Pittsburgh also is short a second round pick as a result of the 2017 expansion draft that sent this pick to Vegas in exchange for their assurance that they would select Marc-Andre Fleury in the draft. That will be pick No. 46 overall, and Chicago now owns that selection, which ironically enough the Golden Knights sent to the Blackhawks as the major piece to get Robin Lehner, the goalie who has taken Fleury’s starting job.
The Pens also are down a seventh round pick, they traded with San Jose last year at the draft to get an extra seventh rounder in 2019, which Pittsburgh used to draft defenseman Santeri Airola.

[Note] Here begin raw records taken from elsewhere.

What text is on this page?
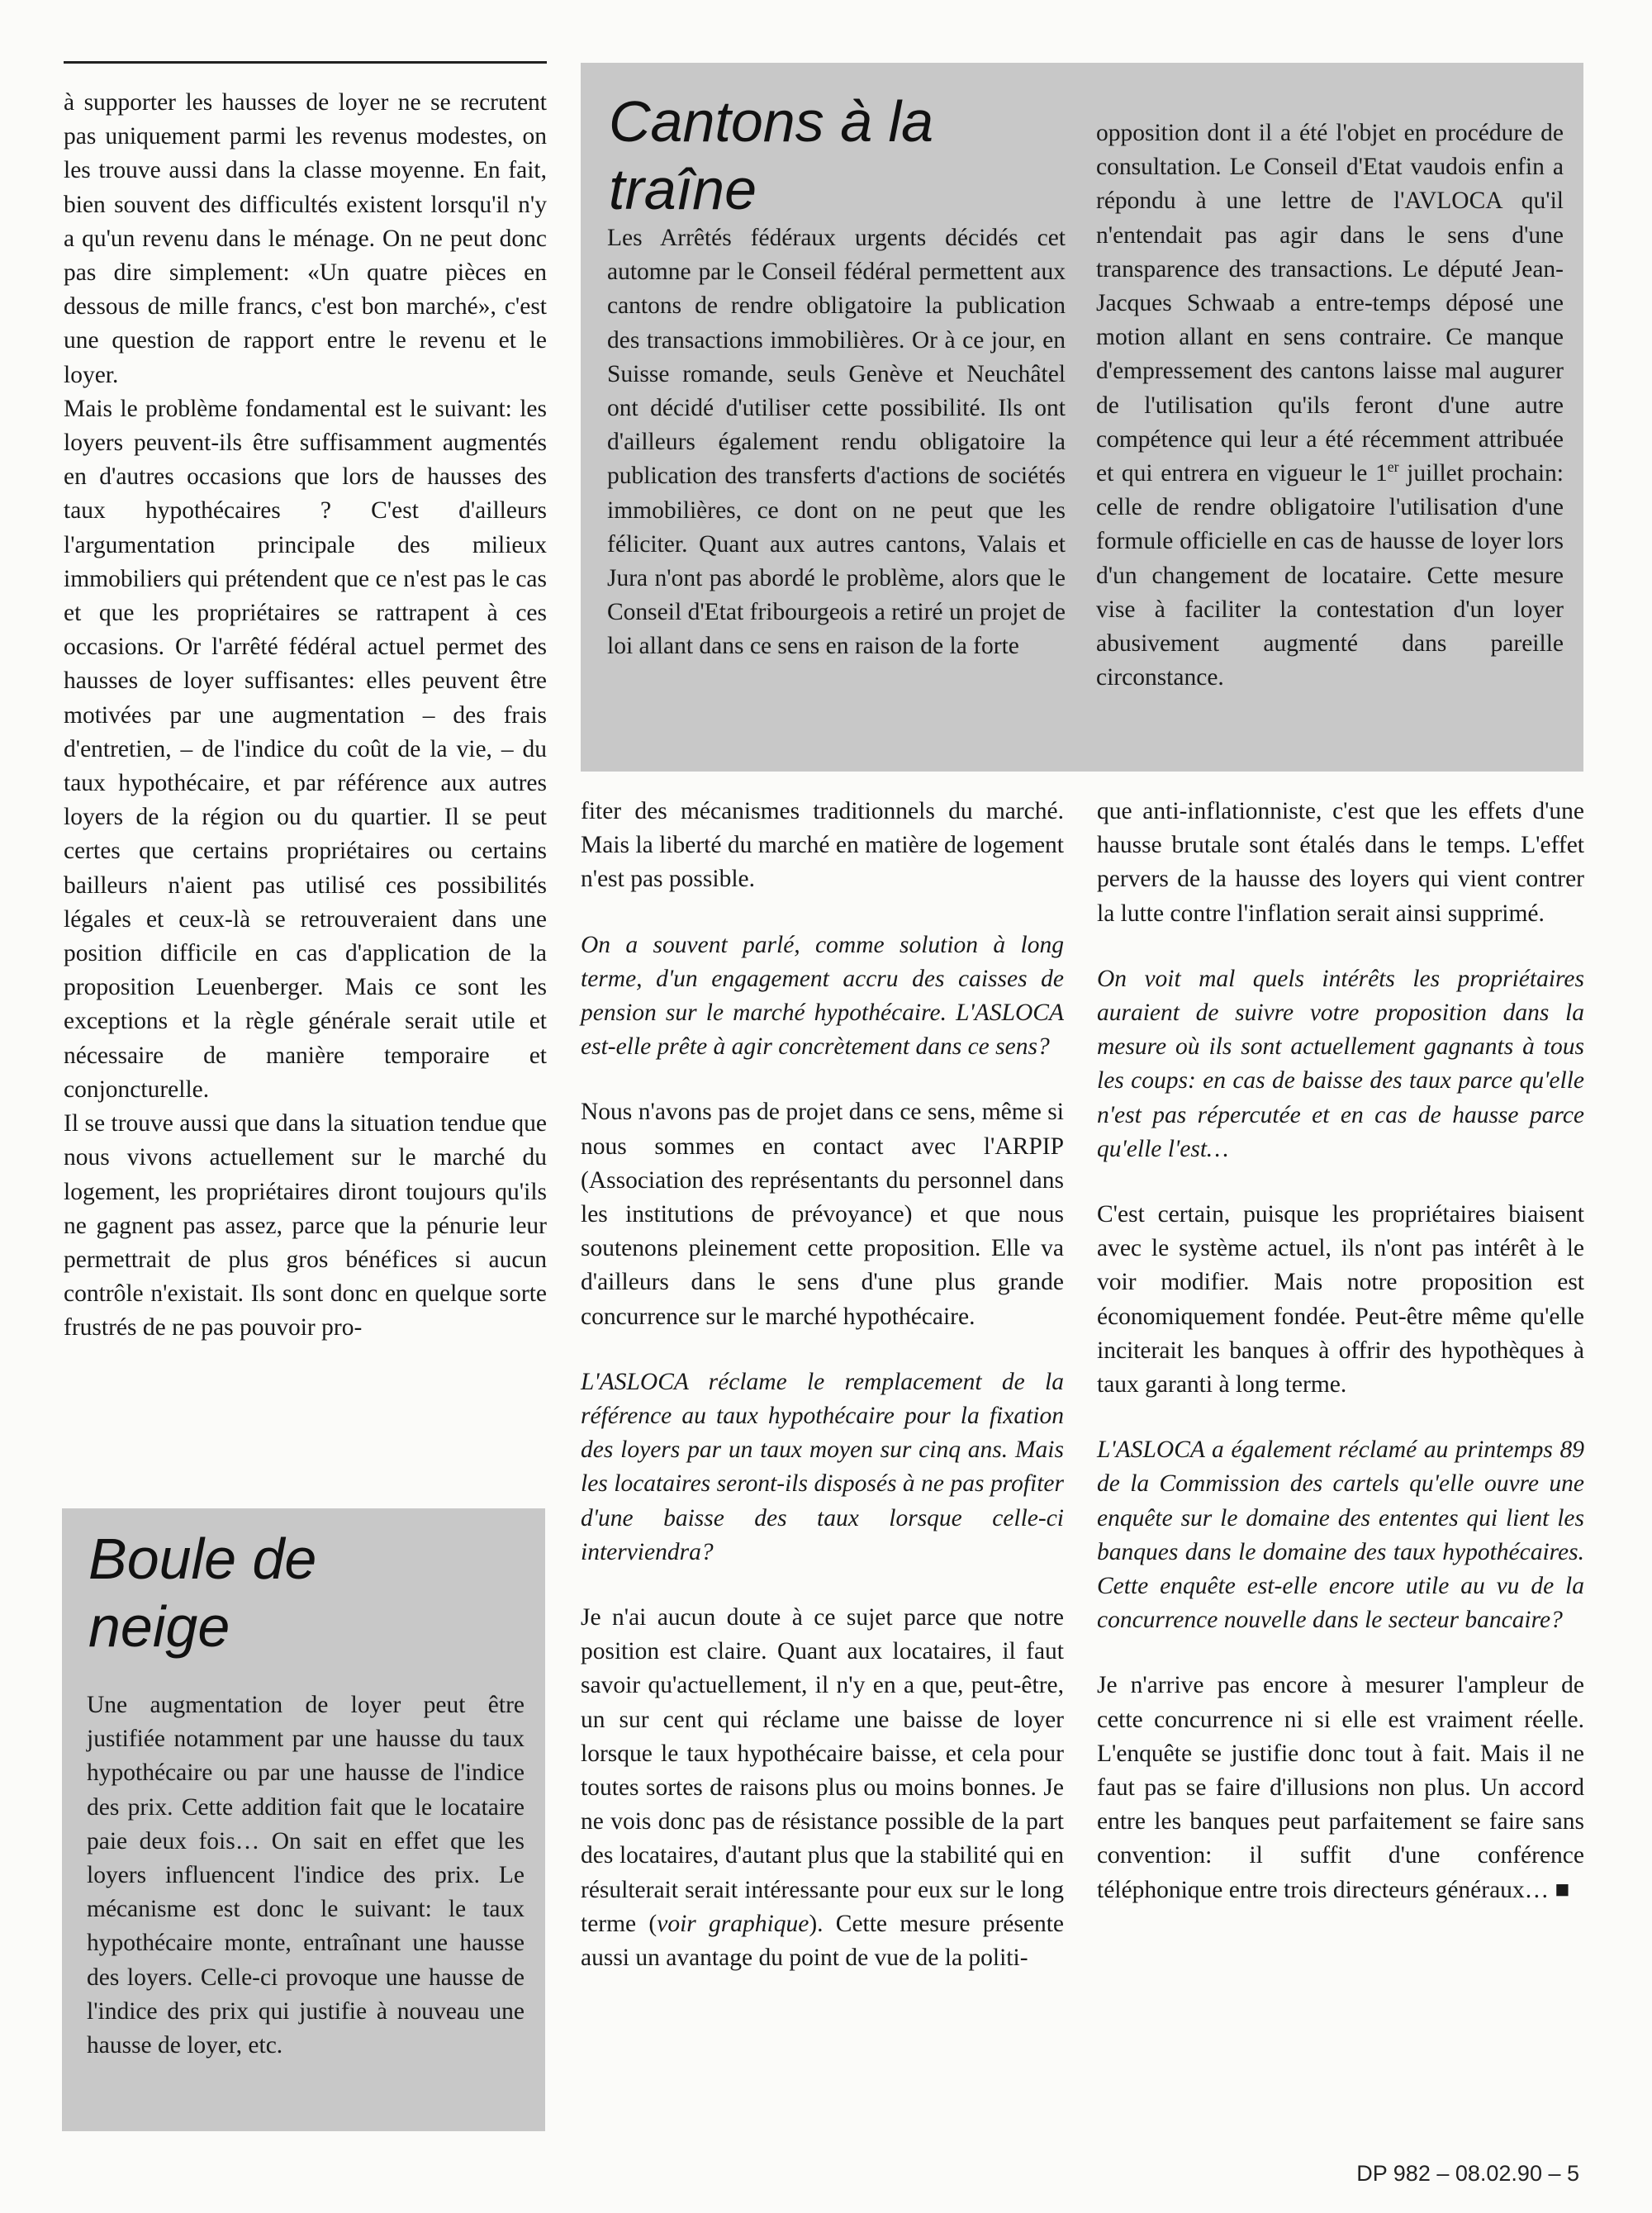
à supporter les hausses de loyer ne se recrutent pas uniquement parmi les revenus modestes, on les trouve aussi dans la classe moyenne. En fait, bien souvent des difficultés existent lorsqu'il n'y a qu'un revenu dans le ménage. On ne peut donc pas dire simplement: «Un quatre pièces en dessous de mille francs, c'est bon marché», c'est une question de rapport entre le revenu et le loyer.

Mais le problème fondamental est le suivant: les loyers peuvent-ils être suffisamment augmentés en d'autres occasions que lors de hausses des taux hypothécaires ? C'est d'ailleurs l'argumentation principale des milieux immobiliers qui prétendent que ce n'est pas le cas et que les propriétaires se rattrapent à ces occasions. Or l'arrêté fédéral actuel permet des hausses de loyer suffisantes: elles peuvent être motivées par une augmentation – des frais d'entretien, – de l'indice du coût de la vie, – du taux hypothécaire, et par référence aux autres loyers de la région ou du quartier. Il se peut certes que certains propriétaires ou certains bailleurs n'aient pas utilisé ces possibilités légales et ceux-là se retrouveraient dans une position difficile en cas d'application de la proposition Leuenberger. Mais ce sont les exceptions et la règle générale serait utile et nécessaire de manière temporaire et conjoncturelle.

Il se trouve aussi que dans la situation tendue que nous vivons actuellement sur le marché du logement, les propriétaires diront toujours qu'ils ne gagnent pas assez, parce que la pénurie leur permettrait de plus gros bénéfices si aucun contrôle n'existait. Ils sont donc en quelque sorte frustrés de ne pas pouvoir pro-

Boule de
neige

Une augmentation de loyer peut être justifiée notamment par une hausse du taux hypothécaire ou par une hausse de l'indice des prix. Cette addition fait que le locataire paie deux fois… On sait en effet que les loyers influencent l'indice des prix. Le mécanisme est donc le suivant: le taux hypothécaire monte, entraînant une hausse des loyers. Celle-ci provoque une hausse de l'indice des prix qui justifie à nouveau une hausse de loyer, etc.

Cantons à la
traîne

Les Arrêtés fédéraux urgents décidés cet automne par le Conseil fédéral permettent aux cantons de rendre obligatoire la publication des transactions immobilières. Or à ce jour, en Suisse romande, seuls Genève et Neuchâtel ont décidé d'utiliser cette possibilité. Ils ont d'ailleurs également rendu obligatoire la publication des transferts d'actions de sociétés immobilières, ce dont on ne peut que les féliciter. Quant aux autres cantons, Valais et Jura n'ont pas abordé le problème, alors que le Conseil d'Etat fribourgeois a retiré un projet de loi allant dans ce sens en raison de la forte

opposition dont il a été l'objet en procédure de consultation. Le Conseil d'Etat vaudois enfin a répondu à une lettre de l'AVLOCA qu'il n'entendait pas agir dans le sens d'une transparence des transactions. Le député Jean-Jacques Schwaab a entre-temps déposé une motion allant en sens contraire. Ce manque d'empressement des cantons laisse mal augurer de l'utilisation qu'ils feront d'une autre compétence qui leur a été récemment attribuée et qui entrera en vigueur le 1er juillet prochain: celle de rendre obligatoire l'utilisation d'une formule officielle en cas de hausse de loyer lors d'un changement de locataire. Cette mesure vise à faciliter la contestation d'un loyer abusivement augmenté dans pareille circonstance.

fiter des mécanismes traditionnels du marché. Mais la liberté du marché en matière de logement n'est pas possible.

On a souvent parlé, comme solution à long terme, d'un engagement accru des caisses de pension sur le marché hypothécaire. L'ASLOCA est-elle prête à agir concrètement dans ce sens?

Nous n'avons pas de projet dans ce sens, même si nous sommes en contact avec l'ARPIP (Association des représentants du personnel dans les institutions de prévoyance) et que nous soutenons pleinement cette proposition. Elle va d'ailleurs dans le sens d'une plus grande concurrence sur le marché hypothécaire.

L'ASLOCA réclame le remplacement de la référence au taux hypothécaire pour la fixation des loyers par un taux moyen sur cinq ans. Mais les locataires seront-ils disposés à ne pas profiter d'une baisse des taux lorsque celle-ci interviendra?

Je n'ai aucun doute à ce sujet parce que notre position est claire. Quant aux locataires, il faut savoir qu'actuellement, il n'y en a que, peut-être, un sur cent qui réclame une baisse de loyer lorsque le taux hypothécaire baisse, et cela pour toutes sortes de raisons plus ou moins bonnes. Je ne vois donc pas de résistance possible de la part des locataires, d'autant plus que la stabilité qui en résulterait serait intéressante pour eux sur le long terme (voir graphique). Cette mesure présente aussi un avantage du point de vue de la politi-

que anti-inflationniste, c'est que les effets d'une hausse brutale sont étalés dans le temps. L'effet pervers de la hausse des loyers qui vient contrer la lutte contre l'inflation serait ainsi supprimé.

On voit mal quels intérêts les propriétaires auraient de suivre votre proposition dans la mesure où ils sont actuellement gagnants à tous les coups: en cas de baisse des taux parce qu'elle n'est pas répercutée et en cas de hausse parce qu'elle l'est…

C'est certain, puisque les propriétaires biaisent avec le système actuel, ils n'ont pas intérêt à le voir modifier. Mais notre proposition est économiquement fondée. Peut-être même qu'elle inciterait les banques à offrir des hypothèques à taux garanti à long terme.

L'ASLOCA a également réclamé au printemps 89 de la Commission des cartels qu'elle ouvre une enquête sur le domaine des ententes qui lient les banques dans le domaine des taux hypothécaires. Cette enquête est-elle encore utile au vu de la concurrence nouvelle dans le secteur bancaire?

Je n'arrive pas encore à mesurer l'ampleur de cette concurrence ni si elle est vraiment réelle. L'enquête se justifie donc tout à fait. Mais il ne faut pas se faire d'illusions non plus. Un accord entre les banques peut parfaitement se faire sans convention: il suffit d'une conférence téléphonique entre trois directeurs généraux… ■

DP 982 – 08.02.90 – 5
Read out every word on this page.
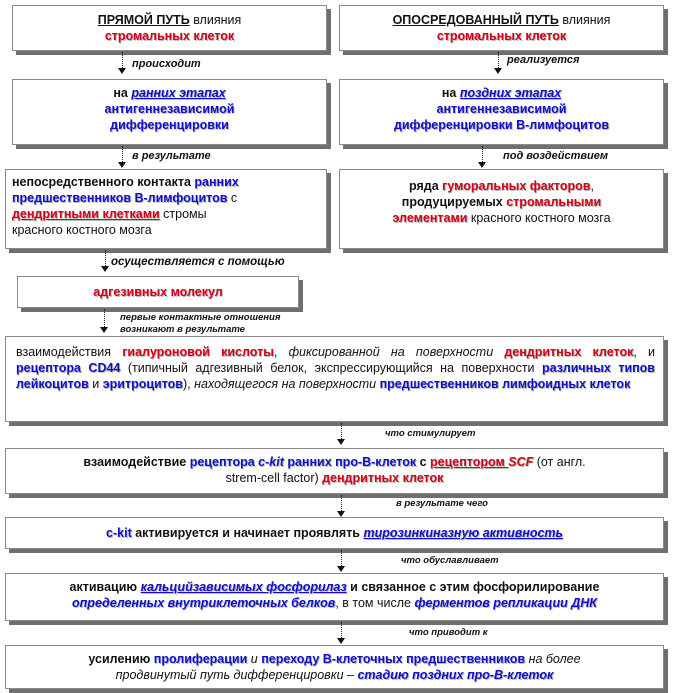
ПРЯМОЙ ПУТЬ влияния
стромальных клеток
происходит
на ранних этапах
антигеннезависимой
дифференцировки
в результате
непосредственного контакта ранних
предшественников В-лимфоцитов с
дендритными клетками стромы
красного костного мозга
осуществляется с помощью
адгезивных молекул
первые контактные отношения
возникают в результате
ОПОСРЕДОВАННЫЙ ПУТЬ влияния
стромальных клеток
реализуется
на поздних этапах
антигеннезависимой
дифференцировки В-лимфоцитов
под воздействием
ряда гуморальных факторов,
продуцируемых стромальными
элементами красного костного мозга
взаимодействия гиалуроновой кислоты, фиксированной на поверхности дендритных клеток, и рецептора CD44 (типичный адгезивный белок, экспрессирующийся на поверхности различных типов лейкоцитов и эритроцитов), находящегося на поверхности предшественников лимфоидных клеток
что стимулирует
взаимодействие рецептора c-kit ранних про-В-клеток с рецептором SCF (от англ.
strem-cell factor) дендритных клеток
в результате чего
c-kit активируется и начинает проявлять тирозинкиназную активность
что обуславливает
активацию кальцийзависимых фосфорилаз и связанное с этим фосфорилирование
определенных внутриклеточных белков, в том числе ферментов репликации ДНК
что приводит к
усилению пролиферации и переходу В-клеточных предшественников на более
продвинутый путь дифференцировки – стадию поздних про-В-клеток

One other item to remember is the Arizona Coyotes have forfeited their second round pick this year (and their first rounder in 2021) by league decree based on a violation of league rules at the combine, so really every pick the Pens have gets to be one pick better than a normal year. Barring further trades, the Pens have the following picks in the 2020 draft:
- 3rd round (77th overall)
- 4th round (108th overall)
- 5th round (139th overall)
- 6th round (170th overall)
That’s not a lot of draft capital for what is already considered one of the weakest organizational prospect pools in the whole league — ranked 30th by Corey Pronman at The Athletic. Forgoing prospects and chasing NHL level talent has just been a natural use of resources for the Penguins at this stage of their late-cycle goal of contending. That’s not likely to change any time soon.